Broń Boże nie słuchajcie tego wieczorem.
Bo nie jest to najlepsza płyta na wieczór ani na zaśnięcie – i to nie tylko przez konstrukcje utworów, ale również przez klimat. Większość numerów eksploduje nieograniczoną euforią („Ultra thizz”, „Surph”, „Cry flames”...), zachęcając do opętańczego skakania po zaaplikowaniu sobie jakiegoś chemicznego polepszacza. Bywa jednak i smutno, jak w nastrojowym „Death mountain”, gdzie pierwsze skrzypce gra przemielony przez miliony efektów sampel z jakiejś muzyki poważnej czy filmowej, ciężko orzec.

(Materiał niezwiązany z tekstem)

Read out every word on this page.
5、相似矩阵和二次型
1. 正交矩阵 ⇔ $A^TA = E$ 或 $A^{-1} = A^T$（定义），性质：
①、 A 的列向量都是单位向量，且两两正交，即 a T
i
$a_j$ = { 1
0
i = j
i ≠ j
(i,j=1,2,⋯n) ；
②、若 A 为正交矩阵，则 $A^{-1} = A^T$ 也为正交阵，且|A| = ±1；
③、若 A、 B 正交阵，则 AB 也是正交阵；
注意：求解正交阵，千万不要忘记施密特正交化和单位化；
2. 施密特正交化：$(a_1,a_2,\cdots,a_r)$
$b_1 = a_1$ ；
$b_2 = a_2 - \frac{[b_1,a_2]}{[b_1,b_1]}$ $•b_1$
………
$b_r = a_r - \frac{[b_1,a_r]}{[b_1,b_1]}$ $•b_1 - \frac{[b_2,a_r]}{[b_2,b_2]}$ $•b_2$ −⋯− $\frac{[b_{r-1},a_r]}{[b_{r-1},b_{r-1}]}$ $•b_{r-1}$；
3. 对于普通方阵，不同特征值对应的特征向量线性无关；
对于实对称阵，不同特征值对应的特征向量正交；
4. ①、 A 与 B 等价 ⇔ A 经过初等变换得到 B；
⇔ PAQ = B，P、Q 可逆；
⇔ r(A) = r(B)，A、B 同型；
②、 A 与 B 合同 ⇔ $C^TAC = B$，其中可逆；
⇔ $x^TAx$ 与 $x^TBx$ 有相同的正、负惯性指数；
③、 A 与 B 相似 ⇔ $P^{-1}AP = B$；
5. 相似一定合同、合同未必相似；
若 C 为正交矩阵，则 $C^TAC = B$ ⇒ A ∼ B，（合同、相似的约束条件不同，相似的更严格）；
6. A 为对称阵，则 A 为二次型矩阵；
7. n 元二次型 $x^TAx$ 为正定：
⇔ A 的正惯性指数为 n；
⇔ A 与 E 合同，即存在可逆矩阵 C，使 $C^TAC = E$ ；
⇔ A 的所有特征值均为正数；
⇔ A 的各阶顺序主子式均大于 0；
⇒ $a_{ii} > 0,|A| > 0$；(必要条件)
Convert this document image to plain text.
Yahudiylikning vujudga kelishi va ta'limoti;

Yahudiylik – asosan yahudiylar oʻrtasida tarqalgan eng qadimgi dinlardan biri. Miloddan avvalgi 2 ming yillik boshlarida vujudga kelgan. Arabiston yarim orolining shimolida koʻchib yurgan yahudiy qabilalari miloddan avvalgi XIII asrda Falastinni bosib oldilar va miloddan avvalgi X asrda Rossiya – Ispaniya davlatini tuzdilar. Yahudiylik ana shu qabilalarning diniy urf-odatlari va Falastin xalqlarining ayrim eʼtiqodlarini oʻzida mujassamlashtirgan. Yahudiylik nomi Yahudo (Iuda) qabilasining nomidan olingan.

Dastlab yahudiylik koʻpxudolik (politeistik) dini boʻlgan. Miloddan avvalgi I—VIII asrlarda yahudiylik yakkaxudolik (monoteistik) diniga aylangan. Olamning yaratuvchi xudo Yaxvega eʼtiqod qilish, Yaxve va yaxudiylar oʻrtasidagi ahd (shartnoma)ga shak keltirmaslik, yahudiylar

Jeden numer („City star”) zdradza nawet inspiracje trapami – jak to brzmi po zderzeniu z przedstawioną wyżej barokową wizją muzyki, można sobie wyobrazić. Podpowiem: karkołomnie.
Czy da się tego słuchać? Owszem, da się, jeśli tylko dysponuje się odpowiednim nastawieniem. Celowo powyższe akapity wyczyściłem ze wszelkich wyrażeń wartościujących, ponieważ w tym akurat przypadku każda cecha może brzmieć jak plus lub minus, w zależności od indywidualnego podejścia. Jeśli ktoś poczuł się zainteresowany i dzięki lekturze sprawdzi „Glass Swords” – szczerze się ucieszę. Bo fajny jest to album, mnie się podoba; mimo iż zdecydowanie wymaga osłuchania się, bo pierwsze odtworzenie wyzuło mnie ze wszelkich emocji i resztek energii. Przez to oraz miejscami zbyt wyraźny przerost formy nad treścią („Globes”), zmuszony jestem wystawić 4.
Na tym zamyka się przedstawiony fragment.